We'll work on using the "leave it" command. Thanks for the advice!


----------



## ama0722 (Nov 28, 2006)

I think you have received some good advice but just want to say welcome. I have a Dasher! The only dogs I have met with that name have been Border Collies.


----------



## havadash (Feb 21, 2010)

Tom King said:


> At this age, he's still too young to have any reasoning about pottying. It's all habit until later. It's way too many steps to expect for him to let you know that he needs to go with enough time before the event happens at this young age. It can happen not too far in the future, but not without getting going in the right spot established first.
> 
> First you have to establish good habits. He either needs some place that he has been trained to go and can get to quickly and easily without having to solve a puzzle, or you have to take him out when he needs to go.


Great points. Thank you!


----------



## havadash (Feb 21, 2010)

ama0722 said:


> I think you have received some good advice but just want to say welcome. I have a Dasher! The only dogs I have met with that name have been Border Collies.


Thank you! My son named him after the character in _The Incredibles_.  Pretty fitting too, I must say.


----------



## Tom King (Aug 2, 2006)

There is no confusion involved with having a designated method to use inside, and also going outside. The inside method can be done away with when the dog is an adult and has the understanding that he is not supposed to go in the house, but this will come much later. It's a great help that he already knows what a pad is for, but he needs to have them in sight at this age.
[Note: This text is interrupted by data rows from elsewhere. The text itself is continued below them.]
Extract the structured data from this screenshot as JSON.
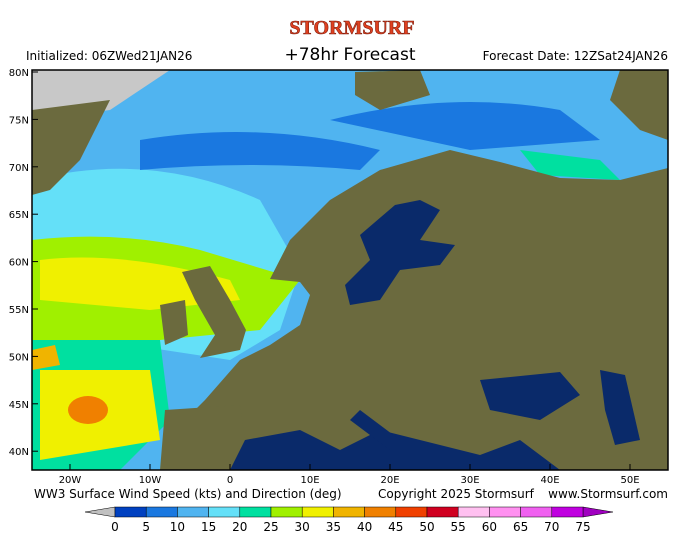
{
  "header": {
    "logo": "STORMSURF",
    "initialized": "Initialized: 06ZWed21JAN26",
    "title": "+78hr Forecast",
    "forecast_date": "Forecast Date: 12ZSat24JAN26"
  },
  "map": {
    "lat_labels": [
      "80N",
      "75N",
      "70N",
      "65N",
      "60N",
      "55N",
      "50N",
      "45N",
      "40N"
    ],
    "lon_labels": [
      "20W",
      "10W",
      "0",
      "10E",
      "20E",
      "30E",
      "40E",
      "50E"
    ]
  },
  "footer": {
    "product": "WW3 Surface Wind Speed (kts) and Direction (deg)",
    "copyright": "Copyright 2025 Stormsurf",
    "website": "www.Stormsurf.com"
  },
  "legend": {
    "ticks": [
      0,
      5,
      10,
      15,
      20,
      25,
      30,
      35,
      40,
      45,
      50,
      55,
      60,
      65,
      70,
      75
    ],
    "colors": [
      "#0040c0",
      "#1a78e0",
      "#50b4f0",
      "#64e0f8",
      "#00e0a0",
      "#a0f000",
      "#f0f000",
      "#f0b400",
      "#f08000",
      "#f04000",
      "#d00020",
      "#ffc0f0",
      "#ff90f0",
      "#f060f0",
      "#c000e0"
    ],
    "under_color": "#c0c0c0",
    "over_color": "#a000c0"
  }
}
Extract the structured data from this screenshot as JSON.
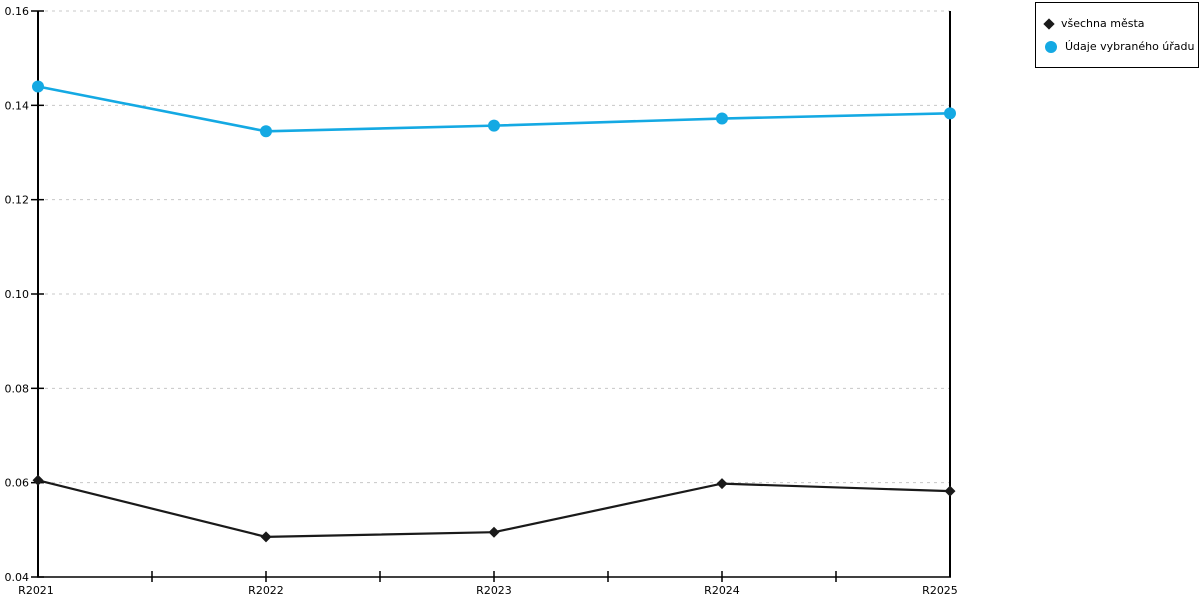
{
  "chart_data": {
    "type": "line",
    "title": "",
    "xlabel": "",
    "ylabel": "",
    "categories": [
      "R2021",
      "R2022",
      "R2023",
      "R2024",
      "R2025"
    ],
    "series": [
      {
        "name": "všechna města",
        "marker": "diamond",
        "color": "#1a1a1a",
        "values": [
          0.0605,
          0.0485,
          0.0495,
          0.0598,
          0.0582
        ]
      },
      {
        "name": "Údaje vybraného úřadu",
        "marker": "circle",
        "color": "#14A9E3",
        "values": [
          0.144,
          0.1345,
          0.1357,
          0.1372,
          0.1383
        ]
      }
    ],
    "ylim": [
      0.04,
      0.16
    ],
    "ytick_step": 0.02,
    "ytick_labels": [
      "0.04",
      "0.06",
      "0.08",
      "0.10",
      "0.12",
      "0.14",
      "0.16"
    ],
    "grid": {
      "horizontal": true,
      "style": "dashed",
      "color": "#c8c8c8"
    },
    "axis_color": "#000000",
    "legend_position": "top-right"
  }
}
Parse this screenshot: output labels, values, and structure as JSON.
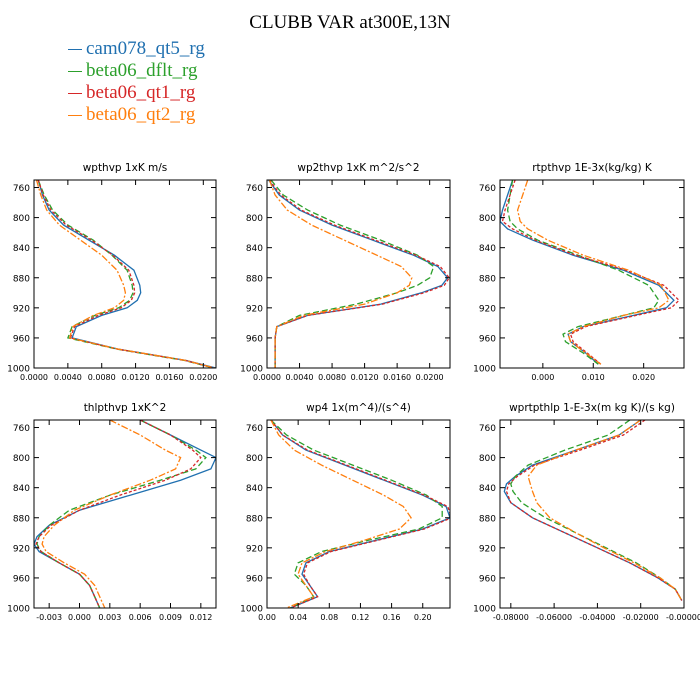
{
  "title": "CLUBB VAR at300E,13N",
  "series_styles": [
    {
      "name": "cam078_qt5_rg",
      "color": "#2070b0",
      "dash": "none"
    },
    {
      "name": "beta06_dflt_rg",
      "color": "#2ca02c",
      "dash": "6,3"
    },
    {
      "name": "beta06_qt1_rg",
      "color": "#d62728",
      "dash": "3,2"
    },
    {
      "name": "beta06_qt2_rg",
      "color": "#ff7f0e",
      "dash": "7,2,2,2"
    }
  ],
  "chart_data": [
    {
      "type": "line",
      "title": "wpthvp   1xK m/s",
      "xlabel": "",
      "ylabel": "",
      "xlim": [
        0.0,
        0.0215
      ],
      "ylim": [
        1000,
        750
      ],
      "xticks": [
        0.0,
        0.004,
        0.008,
        0.012,
        0.016,
        0.02
      ],
      "xtick_labels": [
        "0.0000",
        "0.0040",
        "0.0080",
        "0.0120",
        "0.0160",
        "0.0200"
      ],
      "yticks": [
        760,
        800,
        840,
        880,
        920,
        960,
        1000
      ],
      "ytick_labels": [
        "760",
        "800",
        "840",
        "880",
        "920",
        "960",
        "1000"
      ],
      "y": [
        750,
        770,
        790,
        810,
        830,
        850,
        870,
        890,
        900,
        910,
        920,
        930,
        945,
        960,
        975,
        990,
        1000
      ],
      "series": [
        {
          "name": "cam078_qt5_rg",
          "values": [
            0.0005,
            0.001,
            0.0018,
            0.0035,
            0.0065,
            0.0095,
            0.0118,
            0.0125,
            0.0126,
            0.0122,
            0.011,
            0.008,
            0.005,
            0.0045,
            0.01,
            0.018,
            0.0215
          ]
        },
        {
          "name": "beta06_dflt_rg",
          "values": [
            0.0005,
            0.0012,
            0.0022,
            0.004,
            0.007,
            0.0092,
            0.011,
            0.0116,
            0.0117,
            0.0113,
            0.01,
            0.0072,
            0.0045,
            0.004,
            0.0098,
            0.0178,
            0.0212
          ]
        },
        {
          "name": "beta06_qt1_rg",
          "values": [
            0.0005,
            0.0011,
            0.002,
            0.0038,
            0.0068,
            0.0093,
            0.0112,
            0.0118,
            0.0119,
            0.0115,
            0.0103,
            0.0076,
            0.0048,
            0.0043,
            0.0099,
            0.0179,
            0.0213
          ]
        },
        {
          "name": "beta06_qt2_rg",
          "values": [
            0.0003,
            0.0008,
            0.0015,
            0.003,
            0.0055,
            0.008,
            0.0098,
            0.0106,
            0.0108,
            0.0106,
            0.0095,
            0.007,
            0.0046,
            0.0042,
            0.01,
            0.018,
            0.0213
          ]
        }
      ]
    },
    {
      "type": "line",
      "title": "wp2thvp   1xK m^2/s^2",
      "xlabel": "",
      "ylabel": "",
      "xlim": [
        0.0,
        0.0225
      ],
      "ylim": [
        1000,
        750
      ],
      "xticks": [
        0.0,
        0.004,
        0.008,
        0.012,
        0.016,
        0.02
      ],
      "xtick_labels": [
        "0.0000",
        "0.0040",
        "0.0080",
        "0.0120",
        "0.0160",
        "0.0200"
      ],
      "yticks": [
        760,
        800,
        840,
        880,
        920,
        960,
        1000
      ],
      "ytick_labels": [
        "760",
        "800",
        "840",
        "880",
        "920",
        "960",
        "1000"
      ],
      "y": [
        750,
        770,
        790,
        810,
        830,
        850,
        865,
        880,
        890,
        900,
        915,
        930,
        945,
        960,
        980,
        1000
      ],
      "series": [
        {
          "name": "cam078_qt5_rg",
          "values": [
            0.0002,
            0.0015,
            0.004,
            0.008,
            0.013,
            0.018,
            0.021,
            0.0222,
            0.0215,
            0.019,
            0.014,
            0.005,
            0.0012,
            0.001,
            0.001,
            0.001
          ]
        },
        {
          "name": "beta06_dflt_rg",
          "values": [
            0.0005,
            0.002,
            0.005,
            0.009,
            0.014,
            0.0185,
            0.0205,
            0.02,
            0.0185,
            0.016,
            0.011,
            0.004,
            0.0012,
            0.001,
            0.001,
            0.001
          ]
        },
        {
          "name": "beta06_qt1_rg",
          "values": [
            0.0003,
            0.0017,
            0.0042,
            0.0083,
            0.0133,
            0.0183,
            0.0213,
            0.0224,
            0.0218,
            0.0193,
            0.0142,
            0.005,
            0.0012,
            0.001,
            0.001,
            0.001
          ]
        },
        {
          "name": "beta06_qt2_rg",
          "values": [
            0.0003,
            0.001,
            0.0025,
            0.0055,
            0.0095,
            0.0135,
            0.0165,
            0.0178,
            0.0175,
            0.016,
            0.012,
            0.0045,
            0.0012,
            0.001,
            0.001,
            0.001
          ]
        }
      ]
    },
    {
      "type": "line",
      "title": "rtpthvp   1E-3x(kg/kg) K",
      "xlabel": "",
      "ylabel": "",
      "xlim": [
        -0.0085,
        0.028
      ],
      "ylim": [
        1000,
        750
      ],
      "xticks": [
        0.0,
        0.01,
        0.02
      ],
      "xtick_labels": [
        "0.000",
        "0.010",
        "0.020"
      ],
      "yticks": [
        760,
        800,
        840,
        880,
        920,
        960,
        1000
      ],
      "ytick_labels": [
        "760",
        "800",
        "840",
        "880",
        "920",
        "960",
        "1000"
      ],
      "y": [
        750,
        770,
        790,
        805,
        815,
        830,
        850,
        870,
        890,
        910,
        920,
        930,
        945,
        955,
        965,
        980,
        995
      ],
      "series": [
        {
          "name": "cam078_qt5_rg",
          "values": [
            -0.006,
            -0.007,
            -0.008,
            -0.0085,
            -0.007,
            -0.002,
            0.006,
            0.016,
            0.023,
            0.026,
            0.0245,
            0.018,
            0.008,
            0.005,
            0.0055,
            0.0085,
            0.011
          ]
        },
        {
          "name": "beta06_dflt_rg",
          "values": [
            -0.006,
            -0.0065,
            -0.007,
            -0.0065,
            -0.005,
            -0.001,
            0.007,
            0.015,
            0.021,
            0.023,
            0.022,
            0.016,
            0.007,
            0.004,
            0.0045,
            0.008,
            0.011
          ]
        },
        {
          "name": "beta06_qt1_rg",
          "values": [
            -0.0055,
            -0.0065,
            -0.0075,
            -0.008,
            -0.006,
            -0.0015,
            0.0065,
            0.0165,
            0.024,
            0.027,
            0.0255,
            0.0185,
            0.0085,
            0.0055,
            0.006,
            0.0088,
            0.0115
          ]
        },
        {
          "name": "beta06_qt2_rg",
          "values": [
            -0.003,
            -0.004,
            -0.005,
            -0.0045,
            -0.003,
            0.001,
            0.008,
            0.017,
            0.0235,
            0.025,
            0.023,
            0.016,
            0.008,
            0.005,
            0.0055,
            0.0085,
            0.0115
          ]
        }
      ]
    },
    {
      "type": "line",
      "title": "thlpthvp   1xK^2",
      "xlabel": "",
      "ylabel": "",
      "xlim": [
        -0.0045,
        0.0135
      ],
      "ylim": [
        1000,
        750
      ],
      "xticks": [
        -0.003,
        0.0,
        0.003,
        0.006,
        0.009,
        0.012
      ],
      "xtick_labels": [
        "-0.003",
        "0.000",
        "0.003",
        "0.006",
        "0.009",
        "0.012"
      ],
      "yticks": [
        760,
        800,
        840,
        880,
        920,
        960,
        1000
      ],
      "ytick_labels": [
        "760",
        "800",
        "840",
        "880",
        "920",
        "960",
        "1000"
      ],
      "y": [
        750,
        770,
        790,
        800,
        815,
        830,
        850,
        870,
        890,
        905,
        915,
        925,
        940,
        955,
        970,
        985,
        1000
      ],
      "series": [
        {
          "name": "cam078_qt5_rg",
          "values": [
            0.006,
            0.009,
            0.012,
            0.0135,
            0.013,
            0.01,
            0.005,
            0.0,
            -0.003,
            -0.0042,
            -0.0045,
            -0.004,
            -0.002,
            0.0,
            0.001,
            0.0015,
            0.002
          ]
        },
        {
          "name": "beta06_dflt_rg",
          "values": [
            0.006,
            0.009,
            0.0115,
            0.0125,
            0.0115,
            0.008,
            0.003,
            -0.001,
            -0.003,
            -0.004,
            -0.0042,
            -0.0038,
            -0.002,
            0.0,
            0.001,
            0.0015,
            0.002
          ]
        },
        {
          "name": "beta06_qt1_rg",
          "values": [
            0.006,
            0.009,
            0.0112,
            0.012,
            0.011,
            0.0085,
            0.004,
            0.0,
            -0.0028,
            -0.004,
            -0.0043,
            -0.0038,
            -0.002,
            0.0,
            0.001,
            0.0015,
            0.002
          ]
        },
        {
          "name": "beta06_qt2_rg",
          "values": [
            0.003,
            0.006,
            0.0085,
            0.01,
            0.0095,
            0.007,
            0.003,
            -0.0005,
            -0.0025,
            -0.0035,
            -0.0037,
            -0.0033,
            -0.0015,
            0.0005,
            0.0015,
            0.002,
            0.0025
          ]
        }
      ]
    },
    {
      "type": "line",
      "title": "wp4   1x(m^4)/(s^4)",
      "xlabel": "",
      "ylabel": "",
      "xlim": [
        0.0,
        0.235
      ],
      "ylim": [
        1000,
        750
      ],
      "xticks": [
        0.0,
        0.04,
        0.08,
        0.12,
        0.16,
        0.2
      ],
      "xtick_labels": [
        "0.00",
        "0.04",
        "0.08",
        "0.12",
        "0.16",
        "0.20"
      ],
      "yticks": [
        760,
        800,
        840,
        880,
        920,
        960,
        1000
      ],
      "ytick_labels": [
        "760",
        "800",
        "840",
        "880",
        "920",
        "960",
        "1000"
      ],
      "y": [
        750,
        770,
        790,
        810,
        830,
        850,
        865,
        880,
        895,
        910,
        925,
        940,
        955,
        970,
        985,
        1000
      ],
      "series": [
        {
          "name": "cam078_qt5_rg",
          "values": [
            0.005,
            0.02,
            0.05,
            0.1,
            0.15,
            0.2,
            0.23,
            0.235,
            0.2,
            0.14,
            0.08,
            0.05,
            0.045,
            0.055,
            0.065,
            0.03
          ]
        },
        {
          "name": "beta06_dflt_rg",
          "values": [
            0.005,
            0.025,
            0.06,
            0.11,
            0.16,
            0.205,
            0.225,
            0.225,
            0.195,
            0.13,
            0.07,
            0.04,
            0.035,
            0.05,
            0.06,
            0.03
          ]
        },
        {
          "name": "beta06_qt1_rg",
          "values": [
            0.005,
            0.02,
            0.052,
            0.102,
            0.152,
            0.202,
            0.232,
            0.237,
            0.202,
            0.142,
            0.082,
            0.052,
            0.047,
            0.055,
            0.065,
            0.03
          ]
        },
        {
          "name": "beta06_qt2_rg",
          "values": [
            0.005,
            0.015,
            0.035,
            0.07,
            0.11,
            0.15,
            0.175,
            0.185,
            0.17,
            0.125,
            0.075,
            0.045,
            0.04,
            0.05,
            0.06,
            0.025
          ]
        }
      ]
    },
    {
      "type": "line",
      "title": "wprtpthlp   1-E-3x(m kg K)/(s kg)",
      "xlabel": "",
      "ylabel": "",
      "xlim": [
        -0.085,
        0.0
      ],
      "ylim": [
        1000,
        750
      ],
      "xticks": [
        -0.08,
        -0.06,
        -0.04,
        -0.02,
        0.0
      ],
      "xtick_labels": [
        "-0.08000",
        "-0.06000",
        "-0.04000",
        "-0.02000",
        "-0.00000"
      ],
      "yticks": [
        760,
        800,
        840,
        880,
        920,
        960,
        1000
      ],
      "ytick_labels": [
        "760",
        "800",
        "840",
        "880",
        "920",
        "960",
        "1000"
      ],
      "y": [
        750,
        770,
        790,
        810,
        825,
        835,
        845,
        860,
        880,
        900,
        920,
        940,
        960,
        975,
        990
      ],
      "series": [
        {
          "name": "cam078_qt5_rg",
          "values": [
            -0.02,
            -0.03,
            -0.05,
            -0.07,
            -0.078,
            -0.082,
            -0.083,
            -0.08,
            -0.07,
            -0.055,
            -0.04,
            -0.025,
            -0.012,
            -0.004,
            -0.001
          ]
        },
        {
          "name": "beta06_dflt_rg",
          "values": [
            -0.025,
            -0.035,
            -0.055,
            -0.072,
            -0.078,
            -0.08,
            -0.079,
            -0.075,
            -0.064,
            -0.05,
            -0.036,
            -0.022,
            -0.011,
            -0.004,
            -0.001
          ]
        },
        {
          "name": "beta06_qt1_rg",
          "values": [
            -0.018,
            -0.028,
            -0.048,
            -0.069,
            -0.077,
            -0.081,
            -0.082,
            -0.08,
            -0.07,
            -0.055,
            -0.04,
            -0.025,
            -0.012,
            -0.004,
            -0.001
          ]
        },
        {
          "name": "beta06_qt2_rg",
          "values": [
            -0.02,
            -0.03,
            -0.05,
            -0.068,
            -0.072,
            -0.071,
            -0.07,
            -0.068,
            -0.062,
            -0.05,
            -0.037,
            -0.023,
            -0.011,
            -0.004,
            -0.001
          ]
        }
      ]
    }
  ]
}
The puzzle can get more complicated later, but for now it's important that he goes on the right surface and does not learn to just let it go when he has too.

I have potty trained something over 200 dogs, so this is not just conjecture on my part.

These dogs are too smart for any negative training, but respond very quickly to properly timed positive reinforcement.


----------



## havadash (Feb 21, 2010)

Thanks very much, Tom!


----------